Understand Current Policy
Since the Affordable Care Act created the Hospital Readmissions Reduction Program, hospitals now encounter reduced reimbursement payments for surplus 30-day readmission rates. Reducing unnecessary costs is vital to a hospital’s success. A high-cost risk for hospitals includes high penalties for patient readmission. To avoid unfair readmission policies, hospitals must maintain high-quality care for patients with diseases of high readmission rates. Having greater coordination of care can improve the patient’s overall healing process and therefore reduce hospital readmissions and unfair readmission policies. By understanding the Hospital Readmissions Reduction Program, your hospital can lower the risk of high readmission penalties.

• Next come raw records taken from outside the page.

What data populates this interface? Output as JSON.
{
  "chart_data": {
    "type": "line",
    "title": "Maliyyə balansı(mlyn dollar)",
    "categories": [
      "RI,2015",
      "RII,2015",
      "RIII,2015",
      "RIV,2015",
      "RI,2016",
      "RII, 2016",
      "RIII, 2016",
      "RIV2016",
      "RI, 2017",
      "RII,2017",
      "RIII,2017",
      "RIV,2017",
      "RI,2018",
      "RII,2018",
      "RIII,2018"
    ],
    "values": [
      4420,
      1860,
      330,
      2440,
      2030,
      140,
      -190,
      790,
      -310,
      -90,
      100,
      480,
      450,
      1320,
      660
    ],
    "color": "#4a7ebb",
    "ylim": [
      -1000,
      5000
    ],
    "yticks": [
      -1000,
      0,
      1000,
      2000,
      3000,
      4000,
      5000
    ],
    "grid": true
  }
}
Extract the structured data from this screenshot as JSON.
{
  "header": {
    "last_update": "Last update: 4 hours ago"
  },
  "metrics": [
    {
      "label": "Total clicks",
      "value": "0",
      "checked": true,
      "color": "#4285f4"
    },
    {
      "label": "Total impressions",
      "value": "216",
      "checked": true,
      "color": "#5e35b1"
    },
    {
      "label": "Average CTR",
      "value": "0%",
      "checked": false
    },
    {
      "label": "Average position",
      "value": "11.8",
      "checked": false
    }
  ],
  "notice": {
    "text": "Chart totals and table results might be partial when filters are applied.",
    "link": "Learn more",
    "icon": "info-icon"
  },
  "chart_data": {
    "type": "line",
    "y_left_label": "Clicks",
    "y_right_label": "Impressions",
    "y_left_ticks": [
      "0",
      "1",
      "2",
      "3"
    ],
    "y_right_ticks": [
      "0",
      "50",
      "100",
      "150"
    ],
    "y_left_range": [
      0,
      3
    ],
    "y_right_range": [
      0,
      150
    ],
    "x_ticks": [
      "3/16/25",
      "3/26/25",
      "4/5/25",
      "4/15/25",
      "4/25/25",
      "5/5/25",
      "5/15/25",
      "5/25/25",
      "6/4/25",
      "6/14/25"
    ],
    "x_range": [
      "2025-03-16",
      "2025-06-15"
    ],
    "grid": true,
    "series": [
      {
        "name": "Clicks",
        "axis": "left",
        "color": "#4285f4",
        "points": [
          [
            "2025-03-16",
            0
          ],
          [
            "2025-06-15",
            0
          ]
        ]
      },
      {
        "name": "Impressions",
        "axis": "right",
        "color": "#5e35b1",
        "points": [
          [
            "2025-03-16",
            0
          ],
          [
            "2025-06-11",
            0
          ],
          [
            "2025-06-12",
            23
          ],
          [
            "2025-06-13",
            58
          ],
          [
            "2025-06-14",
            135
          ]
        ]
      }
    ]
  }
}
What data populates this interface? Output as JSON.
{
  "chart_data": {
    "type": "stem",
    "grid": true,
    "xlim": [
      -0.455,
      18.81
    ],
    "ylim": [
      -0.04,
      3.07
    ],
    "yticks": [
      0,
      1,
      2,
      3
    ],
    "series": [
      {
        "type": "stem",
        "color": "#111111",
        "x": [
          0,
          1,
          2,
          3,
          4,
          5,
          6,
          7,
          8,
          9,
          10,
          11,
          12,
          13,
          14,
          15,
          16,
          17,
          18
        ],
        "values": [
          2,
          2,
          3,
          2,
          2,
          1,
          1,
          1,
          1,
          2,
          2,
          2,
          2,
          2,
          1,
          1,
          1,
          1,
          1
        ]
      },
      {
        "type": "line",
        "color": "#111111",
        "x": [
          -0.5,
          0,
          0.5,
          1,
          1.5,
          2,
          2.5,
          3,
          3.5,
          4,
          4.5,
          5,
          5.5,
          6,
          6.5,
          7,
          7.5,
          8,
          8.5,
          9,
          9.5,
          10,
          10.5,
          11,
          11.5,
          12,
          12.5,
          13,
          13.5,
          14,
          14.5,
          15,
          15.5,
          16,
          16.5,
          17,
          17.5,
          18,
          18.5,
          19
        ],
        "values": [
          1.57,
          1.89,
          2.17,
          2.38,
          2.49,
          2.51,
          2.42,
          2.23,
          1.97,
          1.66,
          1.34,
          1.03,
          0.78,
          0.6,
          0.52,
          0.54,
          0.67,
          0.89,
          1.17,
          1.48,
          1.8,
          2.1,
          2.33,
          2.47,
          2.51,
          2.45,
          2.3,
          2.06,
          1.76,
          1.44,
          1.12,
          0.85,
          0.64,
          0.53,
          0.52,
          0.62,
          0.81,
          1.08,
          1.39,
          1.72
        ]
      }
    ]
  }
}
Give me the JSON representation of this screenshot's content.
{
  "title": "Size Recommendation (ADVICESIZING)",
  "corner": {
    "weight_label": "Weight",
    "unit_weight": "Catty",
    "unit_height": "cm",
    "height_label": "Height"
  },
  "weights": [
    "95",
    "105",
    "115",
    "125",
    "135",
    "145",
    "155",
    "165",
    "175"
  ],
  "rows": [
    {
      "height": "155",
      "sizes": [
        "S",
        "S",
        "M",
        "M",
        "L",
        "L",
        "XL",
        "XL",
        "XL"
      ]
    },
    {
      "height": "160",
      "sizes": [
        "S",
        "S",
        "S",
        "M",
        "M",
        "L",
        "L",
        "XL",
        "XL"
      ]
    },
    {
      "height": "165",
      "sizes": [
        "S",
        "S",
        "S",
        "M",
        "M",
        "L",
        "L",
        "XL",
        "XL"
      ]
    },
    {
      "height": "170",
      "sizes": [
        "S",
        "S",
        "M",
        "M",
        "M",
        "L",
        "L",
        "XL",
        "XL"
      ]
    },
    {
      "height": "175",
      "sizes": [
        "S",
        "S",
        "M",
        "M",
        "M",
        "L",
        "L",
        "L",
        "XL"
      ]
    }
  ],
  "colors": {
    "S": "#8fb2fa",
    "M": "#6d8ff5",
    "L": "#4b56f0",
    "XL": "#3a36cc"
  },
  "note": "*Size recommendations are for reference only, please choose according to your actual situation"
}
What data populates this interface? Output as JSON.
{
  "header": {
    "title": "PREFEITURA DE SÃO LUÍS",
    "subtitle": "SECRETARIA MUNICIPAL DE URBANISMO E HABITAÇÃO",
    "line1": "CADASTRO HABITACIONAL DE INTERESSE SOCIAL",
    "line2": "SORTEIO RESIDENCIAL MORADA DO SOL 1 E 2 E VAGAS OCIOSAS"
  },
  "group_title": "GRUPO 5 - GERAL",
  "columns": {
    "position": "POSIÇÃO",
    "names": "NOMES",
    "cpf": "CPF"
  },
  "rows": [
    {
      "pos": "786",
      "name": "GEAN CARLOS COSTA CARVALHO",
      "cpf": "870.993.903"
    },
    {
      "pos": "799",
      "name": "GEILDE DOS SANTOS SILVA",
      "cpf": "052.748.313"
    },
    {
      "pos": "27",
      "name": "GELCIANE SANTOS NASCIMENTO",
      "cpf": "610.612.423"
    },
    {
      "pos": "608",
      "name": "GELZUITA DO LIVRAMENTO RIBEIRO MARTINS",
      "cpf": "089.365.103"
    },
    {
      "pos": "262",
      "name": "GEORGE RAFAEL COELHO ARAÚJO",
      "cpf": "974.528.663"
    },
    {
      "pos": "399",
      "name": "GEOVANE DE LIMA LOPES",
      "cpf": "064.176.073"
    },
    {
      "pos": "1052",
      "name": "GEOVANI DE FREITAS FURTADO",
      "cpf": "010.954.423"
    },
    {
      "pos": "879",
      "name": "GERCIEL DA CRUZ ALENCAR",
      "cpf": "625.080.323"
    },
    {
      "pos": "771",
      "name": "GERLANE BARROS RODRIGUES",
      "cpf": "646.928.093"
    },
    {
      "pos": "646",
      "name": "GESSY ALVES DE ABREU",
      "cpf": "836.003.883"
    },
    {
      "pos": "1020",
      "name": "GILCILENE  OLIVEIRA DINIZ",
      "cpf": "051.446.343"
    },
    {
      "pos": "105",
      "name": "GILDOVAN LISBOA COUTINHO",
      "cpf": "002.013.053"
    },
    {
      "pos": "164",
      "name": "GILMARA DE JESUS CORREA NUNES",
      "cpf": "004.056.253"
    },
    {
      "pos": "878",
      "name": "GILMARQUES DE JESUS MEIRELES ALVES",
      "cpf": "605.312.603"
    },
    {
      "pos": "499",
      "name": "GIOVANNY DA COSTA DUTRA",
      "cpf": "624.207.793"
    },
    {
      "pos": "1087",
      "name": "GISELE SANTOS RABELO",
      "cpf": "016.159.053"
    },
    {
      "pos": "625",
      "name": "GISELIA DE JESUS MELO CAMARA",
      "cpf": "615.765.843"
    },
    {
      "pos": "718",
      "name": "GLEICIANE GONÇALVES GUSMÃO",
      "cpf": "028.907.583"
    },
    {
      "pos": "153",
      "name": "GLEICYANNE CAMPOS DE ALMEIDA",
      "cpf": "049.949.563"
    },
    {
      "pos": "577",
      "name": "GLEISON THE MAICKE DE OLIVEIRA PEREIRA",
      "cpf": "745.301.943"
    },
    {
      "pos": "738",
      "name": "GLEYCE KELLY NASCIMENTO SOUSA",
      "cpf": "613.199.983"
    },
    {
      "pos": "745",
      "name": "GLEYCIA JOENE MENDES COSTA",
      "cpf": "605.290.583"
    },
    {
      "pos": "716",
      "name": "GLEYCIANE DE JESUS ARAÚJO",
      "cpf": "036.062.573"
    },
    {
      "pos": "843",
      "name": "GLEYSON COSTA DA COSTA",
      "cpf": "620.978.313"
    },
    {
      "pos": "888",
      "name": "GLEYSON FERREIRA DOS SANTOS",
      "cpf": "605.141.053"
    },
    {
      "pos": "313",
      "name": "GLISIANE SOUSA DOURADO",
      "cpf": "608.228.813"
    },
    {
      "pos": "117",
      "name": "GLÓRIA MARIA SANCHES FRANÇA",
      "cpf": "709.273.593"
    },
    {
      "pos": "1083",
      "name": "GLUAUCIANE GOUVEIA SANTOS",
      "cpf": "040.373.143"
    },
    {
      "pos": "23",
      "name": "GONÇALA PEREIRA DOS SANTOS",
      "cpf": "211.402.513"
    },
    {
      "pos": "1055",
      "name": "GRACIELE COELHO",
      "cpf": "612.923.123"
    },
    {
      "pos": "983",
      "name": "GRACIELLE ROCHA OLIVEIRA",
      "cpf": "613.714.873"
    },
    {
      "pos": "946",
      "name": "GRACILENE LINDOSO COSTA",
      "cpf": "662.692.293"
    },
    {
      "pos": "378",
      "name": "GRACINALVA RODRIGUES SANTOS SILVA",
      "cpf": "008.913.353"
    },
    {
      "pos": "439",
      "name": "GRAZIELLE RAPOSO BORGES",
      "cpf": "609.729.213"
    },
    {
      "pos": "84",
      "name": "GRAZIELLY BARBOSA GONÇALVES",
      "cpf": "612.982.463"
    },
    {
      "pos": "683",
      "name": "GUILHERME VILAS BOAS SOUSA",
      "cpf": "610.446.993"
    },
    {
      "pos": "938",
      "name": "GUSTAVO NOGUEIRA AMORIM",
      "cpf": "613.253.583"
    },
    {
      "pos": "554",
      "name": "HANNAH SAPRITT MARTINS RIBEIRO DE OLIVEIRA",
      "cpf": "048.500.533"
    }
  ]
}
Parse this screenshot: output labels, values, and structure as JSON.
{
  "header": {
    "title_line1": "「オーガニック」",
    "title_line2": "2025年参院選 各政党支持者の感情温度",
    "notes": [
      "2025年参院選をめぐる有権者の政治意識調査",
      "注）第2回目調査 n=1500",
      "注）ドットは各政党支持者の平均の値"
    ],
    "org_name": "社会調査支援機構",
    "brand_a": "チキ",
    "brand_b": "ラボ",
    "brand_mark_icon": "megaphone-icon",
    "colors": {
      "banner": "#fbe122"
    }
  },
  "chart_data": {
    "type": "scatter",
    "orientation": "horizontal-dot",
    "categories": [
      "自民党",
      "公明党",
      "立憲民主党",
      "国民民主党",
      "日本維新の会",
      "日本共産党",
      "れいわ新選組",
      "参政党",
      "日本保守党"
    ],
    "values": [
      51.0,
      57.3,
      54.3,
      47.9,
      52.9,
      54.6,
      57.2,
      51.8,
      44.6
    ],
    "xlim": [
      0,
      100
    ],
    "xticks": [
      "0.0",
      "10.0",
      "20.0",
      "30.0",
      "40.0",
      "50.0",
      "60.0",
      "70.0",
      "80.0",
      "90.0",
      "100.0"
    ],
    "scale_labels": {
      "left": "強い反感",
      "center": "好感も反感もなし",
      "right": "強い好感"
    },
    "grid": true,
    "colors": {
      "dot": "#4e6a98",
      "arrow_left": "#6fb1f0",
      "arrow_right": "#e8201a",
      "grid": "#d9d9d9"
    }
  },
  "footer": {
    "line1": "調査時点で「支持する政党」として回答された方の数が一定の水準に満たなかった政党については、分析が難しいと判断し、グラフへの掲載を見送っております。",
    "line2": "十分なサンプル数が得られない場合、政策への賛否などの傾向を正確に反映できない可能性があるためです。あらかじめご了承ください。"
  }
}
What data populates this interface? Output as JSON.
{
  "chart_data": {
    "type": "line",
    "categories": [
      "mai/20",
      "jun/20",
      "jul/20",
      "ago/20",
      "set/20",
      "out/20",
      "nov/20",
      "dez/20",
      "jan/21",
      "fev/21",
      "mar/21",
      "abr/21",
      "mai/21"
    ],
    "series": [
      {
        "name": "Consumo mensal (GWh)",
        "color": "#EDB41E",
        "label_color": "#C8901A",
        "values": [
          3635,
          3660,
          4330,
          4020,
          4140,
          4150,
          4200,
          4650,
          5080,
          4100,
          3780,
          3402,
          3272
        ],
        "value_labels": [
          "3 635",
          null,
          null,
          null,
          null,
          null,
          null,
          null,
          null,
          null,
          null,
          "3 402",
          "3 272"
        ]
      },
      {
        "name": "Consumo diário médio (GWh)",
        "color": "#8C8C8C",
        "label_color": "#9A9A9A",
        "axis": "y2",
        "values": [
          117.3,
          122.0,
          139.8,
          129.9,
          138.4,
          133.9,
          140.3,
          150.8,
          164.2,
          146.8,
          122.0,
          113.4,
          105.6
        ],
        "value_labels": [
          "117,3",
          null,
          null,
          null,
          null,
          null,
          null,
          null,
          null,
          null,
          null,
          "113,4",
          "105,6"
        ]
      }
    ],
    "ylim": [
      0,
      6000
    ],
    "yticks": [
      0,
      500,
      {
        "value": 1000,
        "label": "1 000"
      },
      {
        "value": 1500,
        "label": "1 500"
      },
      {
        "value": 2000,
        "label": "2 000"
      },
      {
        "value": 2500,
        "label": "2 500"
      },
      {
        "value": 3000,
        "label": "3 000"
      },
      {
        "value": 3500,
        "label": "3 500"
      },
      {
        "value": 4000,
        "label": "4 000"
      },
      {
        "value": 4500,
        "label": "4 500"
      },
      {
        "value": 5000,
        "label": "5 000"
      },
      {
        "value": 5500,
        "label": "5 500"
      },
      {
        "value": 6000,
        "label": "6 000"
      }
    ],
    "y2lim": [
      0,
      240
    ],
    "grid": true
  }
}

Identify Patients at High Risk for Readmission
Based on the timing of the readmission, most readmissions after a few days are counted higher than the readmission after a few weeks. These weighted penalties are due to a higher chance of lack of care coordination rather than disease seriousness. Avoiding these high penalty rates can improve the financial burdens of extra patient care and reduce hospital readmissions. Identifying patients with higher readmission risks and providing the proper treatment as long as needed can decrease readmission penalties. With the help of expert medical treatment, hospitals can reduce hospital readmissions. Working together to enhance treatments can better the entire medical industry.
Rewards for a low mortality rate
High-performing hospitals with low mortality rates should have low or reduced penalties. When hospitals have a high mortality rate but low readmissions, they have a lower penalty rate than hospitals with low mortality rates and high readmissions. High-performance and success rates should not have higher penalty rates. Combining the mortality rate and readmission rate can improve fair penalties for many successful hospitals. Other factors should be considered before penalizing hospitals like prescription drug side effects and overall patient health. Outside factors like improper care at the fault of the patient should not count toward the penalty.